Deep Reinforcement Learning Via Nonlinear Model Predictive Control for Thermal Process with Variable Longtime Delay

Abstract

The main concern in thermal process control revolves around uncertainties and disturbances, arising from external processes, unmodeled dynamics, or simplified characteristics, to name a few. For instance, a primary source of uncertainties involves disturbances and long-time delays, which typically lead to loose robust control performance. This paper develops a robust control technique based on Reinforcement-Learning (RL) strategies via Deep Deterministic Policy Gradient (DDPG), integrating Nonlinear Model Predictive Control (NMPC). The NMPC works as a policy generator and the DDPG strategy is devoted to evaluating the learning process. While NMPC was able to approach tracking performance, the combined scheme with DDPG allowed further robust performance in terms of adaptation to changing thermal process conditions such as external disturbances and variations to internal model parameters. Indeed, combining strategies (NMPC-based DDPG) rendered unnecessary offline design of a terminal cost and constraints typically required in traditional robustified NMPC strategies. The RL agent was trained, tested, and validated in a simulation environment using a thermal process with longtime delay.

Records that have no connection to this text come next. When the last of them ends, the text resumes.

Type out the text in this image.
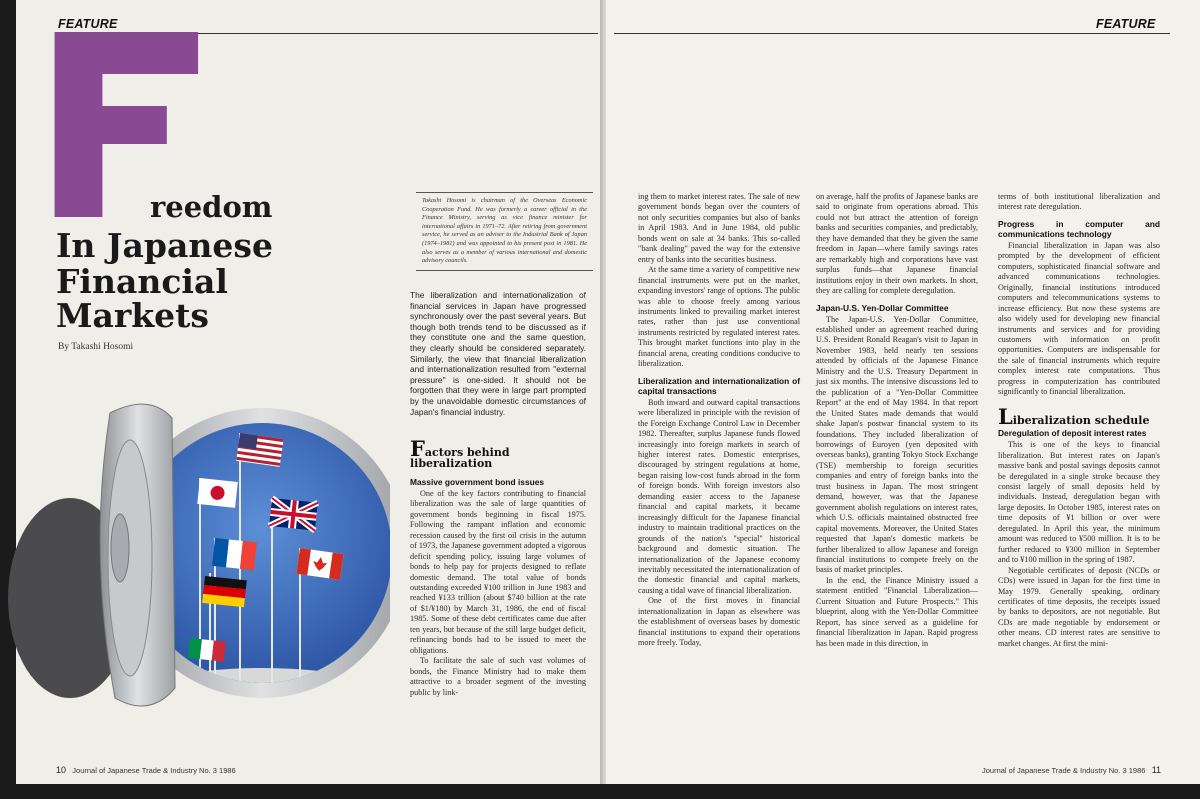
FEATURE	FEATURE
reedom
In Japanese
Financial
Markets
By Takashi Hosomi
Takashi Hosomi is chairman of the Overseas Economic Cooperation Fund. He was formerly a career official in the Finance Ministry, serving as vice finance minister for international affairs in 1971–72. After retiring from government service, he served as an adviser to the Industrial Bank of Japan (1974–1981) and was appointed to his present post in 1981. He also serves as a member of various international and domestic advisory councils.
The liberalization and internationalization of financial services in Japan have progressed synchronously over the past several years. But though both trends tend to be discussed as if they constitute one and the same question, they clearly should be considered separately. Similarly, the view that financial liberalization and internationalization resulted from "external pressure" is one-sided. It should not be forgotten that they were in large part prompted by the unavoidable domestic circumstances of Japan's financial industry.
Factors behind
liberalization

Massive government bond issues

One of the key factors contributing to financial liberalization was the sale of large quantities of government bonds beginning in fiscal 1975. Following the rampant inflation and economic recession caused by the first oil crisis in the autumn of 1973, the Japanese government adopted a vigorous deficit spending policy, issuing large volumes of bonds to help pay for projects designed to reflate domestic demand. The total value of bonds outstanding exceeded ¥100 trillion in June 1983 and reached ¥133 trillion (about $740 billion at the rate of $1/¥180) by March 31, 1986, the end of fiscal 1985. Some of these debt certificates came due after ten years, but because of the still large budget deficit, refinancing bonds had to be issued to meet the obligations.

To facilitate the sale of such vast volumes of bonds, the Finance Ministry had to make them attractive to a broader segment of the investing public by link-

ing them to market interest rates. The sale of new government bonds began over the counters of not only securities companies but also of banks in April 1983. And in June 1984, old public bonds went on sale at 34 banks. This so-called "bank dealing" paved the way for the extensive entry of banks into the securities business.

At the same time a variety of competitive new financial instruments were put on the market, expanding investors' range of options. The public was able to choose freely among various instruments linked to prevailing market interest rates, rather than just use conventional instruments restricted by regulated interest rates. This brought market functions into play in the financial arena, creating conditions conducive to liberalization.

Liberalization and internationalization of capital transactions

Both inward and outward capital transactions were liberalized in principle with the revision of the Foreign Exchange Control Law in December 1982. Thereafter, surplus Japanese funds flowed increasingly into foreign markets in search of higher interest rates. Domestic enterprises, discouraged by stringent regulations at home, began raising low-cost funds abroad in the form of foreign bonds. With foreign investors also demanding easier access to the Japanese financial and capital markets, it became increasingly difficult for the Japanese financial industry to maintain traditional practices on the grounds of the nation's "special" historical background and domestic situation. The internationalization of the Japanese economy inevitably necessitated the internationalization of the domestic financial and capital markets, causing a tidal wave of financial liberalization.

One of the first moves in financial internationalization in Japan as elsewhere was the establishment of overseas bases by domestic financial institutions to expand their operations more freely. Today,

on average, half the profits of Japanese banks are said to originate from operations abroad. This could not but attract the attention of foreign banks and securities companies, and predictably, they have demanded that they be given the same freedom in Japan—where family savings rates are remarkably high and corporations have vast surplus funds—that Japanese financial institutions enjoy in their own markets. In short, they are calling for complete deregulation.

Japan-U.S. Yen-Dollar Committee

The Japan-U.S. Yen-Dollar Committee, established under an agreement reached during U.S. President Ronald Reagan's visit to Japan in November 1983, held nearly ten sessions attended by officials of the Japanese Finance Ministry and the U.S. Treasury Department in just six months. The intensive discussions led to the publication of a "Yen-Dollar Committee Report" at the end of May 1984. In that report the United States made demands that would shake Japan's postwar financial system to its foundations. They included liberalization of borrowings of Euroyen (yen deposited with overseas banks), granting Tokyo Stock Exchange (TSE) membership to foreign securities companies and entry of foreign banks into the trust business in Japan. The most stringent demand, however, was that the Japanese government abolish regulations on interest rates, which U.S. officials maintained obstructed free capital movements. Moreover, the United States requested that Japan's domestic markets be further liberalized to allow Japanese and foreign financial institutions to compete freely on the basis of market principles.

In the end, the Finance Ministry issued a statement entitled "Financial Liberalization—Current Situation and Future Prospects." This blueprint, along with the Yen-Dollar Committee Report, has since served as a guideline for financial liberalization in Japan. Rapid progress has been made in this direction, in

terms of both institutional liberalization and interest rate deregulation.

Progress in computer and communications technology

Financial liberalization in Japan was also prompted by the development of efficient computers, sophisticated financial software and advanced communications technologies. Originally, financial institutions introduced computers and telecommunications systems to increase efficiency. But now these systems are also widely used for developing new financial instruments and services and for providing customers with information on profit opportunities. Computers are indispensable for the sale of financial instruments which require complex interest rate computations. Thus progress in computerization has contributed significantly to financial liberalization.

Liberalization schedule

Deregulation of deposit interest rates

This is one of the keys to financial liberalization. But interest rates on Japan's massive bank and postal savings deposits cannot be deregulated in a single stroke because they consist largely of small deposits held by individuals. Instead, deregulation began with large deposits. In October 1985, interest rates on time deposits of ¥1 billion or over were deregulated. In April this year, the minimum amount was reduced to ¥500 million. It is to be further reduced to ¥300 million in September and to ¥100 million in the spring of 1987.

Negotiable certificates of deposit (NCDs or CDs) were issued in Japan for the first time in May 1979. Generally speaking, ordinary certificates of time deposits, the receipts issued by banks to depositors, are not negotiable. But CDs are made negotiable by endorsement or other means. CD interest rates are sensitive to market changes. At first the mini-

10 Journal of Japanese Trade & Industry No. 3 1986	Journal of Japanese Trade & Industry No. 3 1986 11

Results demonstrated that the proposed NMPC-based DDPG technique achieved nearly similar tracking performance compared to traditional NMPC strategies, even maintaining control objectives. However, the proposed control strategy exhibited enhanced adaptivity regarding NMPC under the presence of disturbances and model parameter variations. The latter findings are expected to have an impact on the energy resources of real thermal processes in the industry.